Беньовский протянул ему футляр с драгоценностью. Поставщик императрицы долго рассматривал колье, вооружившись лупой, и не сразу произнёс:

   — Откуда у вас эта вещица?

   — Приобрёл на Востоке у араба.

   — Я сразу понял, что это восточная работа. Не буду скрывать своего глубокого восхищения. Ваше колье бесценно. Однако...

   — Что означает ваше «однако»? Колье вам не подходит?

   — Я бы этого не сказал. У меня нет таких огромных денег, чтобы расплатиться с вами.

   — Что же посоветуете мне делать? Пойти к другому ювелиру?

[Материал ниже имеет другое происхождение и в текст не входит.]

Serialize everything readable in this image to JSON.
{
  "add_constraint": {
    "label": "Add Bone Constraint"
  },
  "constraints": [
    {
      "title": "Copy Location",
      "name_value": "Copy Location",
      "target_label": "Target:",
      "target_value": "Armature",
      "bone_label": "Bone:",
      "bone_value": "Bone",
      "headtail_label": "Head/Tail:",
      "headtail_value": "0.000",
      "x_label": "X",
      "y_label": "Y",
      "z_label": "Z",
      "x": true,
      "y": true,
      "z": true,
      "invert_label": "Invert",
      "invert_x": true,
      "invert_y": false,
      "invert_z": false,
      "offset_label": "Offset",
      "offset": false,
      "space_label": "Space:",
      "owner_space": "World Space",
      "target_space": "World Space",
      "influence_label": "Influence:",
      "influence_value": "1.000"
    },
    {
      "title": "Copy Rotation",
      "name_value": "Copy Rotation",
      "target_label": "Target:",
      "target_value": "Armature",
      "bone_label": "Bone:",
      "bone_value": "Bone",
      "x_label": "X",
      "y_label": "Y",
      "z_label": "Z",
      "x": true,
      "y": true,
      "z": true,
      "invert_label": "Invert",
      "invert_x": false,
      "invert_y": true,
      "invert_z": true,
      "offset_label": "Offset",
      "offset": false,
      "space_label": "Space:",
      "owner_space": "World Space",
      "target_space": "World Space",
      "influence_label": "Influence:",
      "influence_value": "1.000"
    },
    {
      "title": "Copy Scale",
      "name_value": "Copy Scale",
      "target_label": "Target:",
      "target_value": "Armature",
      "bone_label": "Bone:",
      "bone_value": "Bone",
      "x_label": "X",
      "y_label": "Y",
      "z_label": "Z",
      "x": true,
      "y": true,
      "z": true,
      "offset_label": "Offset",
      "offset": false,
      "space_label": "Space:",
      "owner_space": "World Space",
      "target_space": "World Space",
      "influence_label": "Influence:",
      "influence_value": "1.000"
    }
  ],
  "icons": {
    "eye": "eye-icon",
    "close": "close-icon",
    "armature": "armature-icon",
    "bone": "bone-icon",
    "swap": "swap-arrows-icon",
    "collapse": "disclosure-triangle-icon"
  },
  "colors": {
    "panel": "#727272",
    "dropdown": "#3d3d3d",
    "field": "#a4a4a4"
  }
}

   — Никто из венских ювелиров, кого я знаю, не в состоянии оплатить такую дорогую вещь. Вы правильно сделали, что пришли ко мне. У меня нет в наличии той суммы, которая необходима для покупки. Но это вовсе не значит, что старый Гоухберг несостоятельный человек. Я не имею обыкновения держать дома крупную наличность. Если бы грабитель хотел поживиться моими деньгами, ему не помешал бы и мой верный страж Клаус. Он в сущности добрый пёс, только крикливый.

Пёс в соседней комнате сменил лай на жалобный скулёж и стал ещё сильнее царапаться в дверь.

   — Вы слышите, он всё понимает, что говорит его хозяин.

   — Итак, вы хотели мне сказать, достопочтенный господин Гоухберг, я должен обождать, пока вы добудете деньги?

   — Только пару дней. Завтра я побываю у моего банкира и немного потрясу мои сбережения.

   — Договорились.

   — Не хотите ли чашечку кофе? Отличный кофе, бразильский.

   — Нет, благодарствую. Разрешите поинтересоваться, в какую сумму вы оцениваете колье?

   — В очень большую сумму. Иначе старый Гоухберг, поставщик её величества, ничего не смыслил бы в драгоценностях.

И ювелир назвал сумму действительно внушительную, на которую можно было бы приобрести обширные поместья, корабли, вступить компаньоном в крупную фирму. Беньовский постарался скрыть своё приятное удивление. Он никак не ожидал, что старый хитрец ювелир будет так щедр. А почему бы не быть щедрым, если её величество проявит ещё большую щедрость? И Гоухберг никак не останется внакладе.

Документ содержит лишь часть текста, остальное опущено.